Birnbaum, Salomo Ascher

Jiddist und Paläograph, geb. 24.12.1891 Wien, gest. 28.12.1989 Toronto (Kanada)

B. war der älteste Sohn des Publizisten Nathan Birnbaum, eines Vorkämpfers des Zionismus und Initiators der Czernowitzer Sprachkonferenz von 1908. Ab 1910 absolvierte B. zunächst ein Studium der Architektur und beschäftigte sich nebenher mit der jiddischen Sprache. Bereits 1915 vollendete er die Arbeiten an der ersten zusammenhängenden wissenschaftlichen Grammatik des Jiddischen.
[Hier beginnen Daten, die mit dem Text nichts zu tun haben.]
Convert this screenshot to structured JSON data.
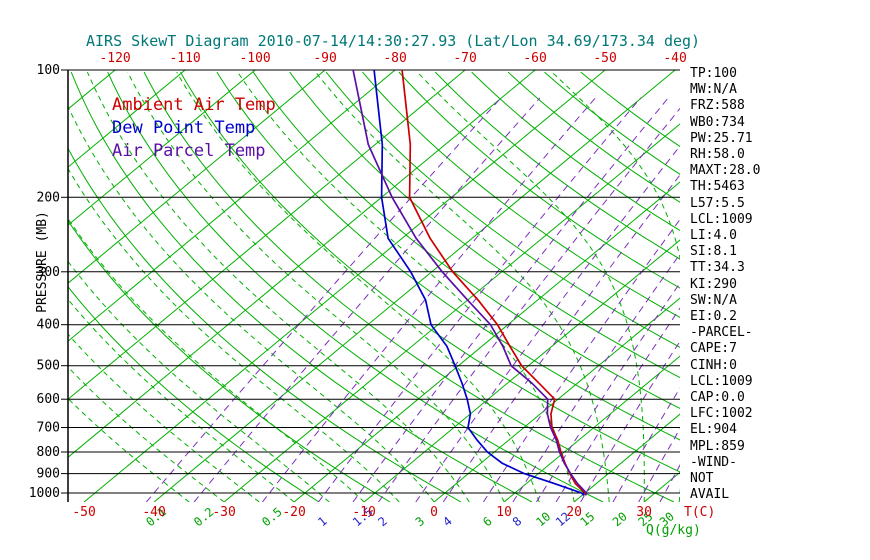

Nach dem Studium der Orientalistik in Wien, Zürich, Berlin und Würzburg, wo er 1921 promovierte, siedelte er nach Hamburg über. Zwischen 1922 und 1933 lehrte B. auf Initiative des Germanisten Conrad Borchling Jiddische Sprache und Literatur im Rahmen des Allgemeinen Vorlesungswesens. Laut B. wurde hier zum ersten Mal »die jiddische Sprache im Rahmen einer modernen deutschen Universität Lehrgegenstand«. B.s zweiter Forschungsschwerpunkt war die Hebräische Paläographie. Sein 1957 und 1971 erschienenes zweibändiges Werk The Hebrew Scripts gilt bis heute als Standardwerk auf diesem Gebiet. 1929 hatte B. eine frühere Version dieser Arbeit als Habilitation an der Universität Hamburg einzureichen versucht; sie wurde jedoch nicht angenommen, vermutlich aus politischen Gründen. Auch das zusammen mit dem Sprachsoziologen Heinz Kloss geplante Institutum Germano-Judaicum für nahgermanische Sprachen in Hamburg ließ sich nicht mehr realisieren. Im Frühjahr 1933 ging B. nach London, wo er Jiddisch und Hebräische Paläographie an der London School of Oriental Studies und an der School of Slavonic Studies lehrte. 1970 verlegte er seinen Wohnsitz nach Toronto. 1986 wurde B., der Ehrenmitglied des Kuratoriums des Instituts für die Geschichte der deutschen Juden in Hamburg war, die Ehrendoktorwürde der Universität Trier verliehen.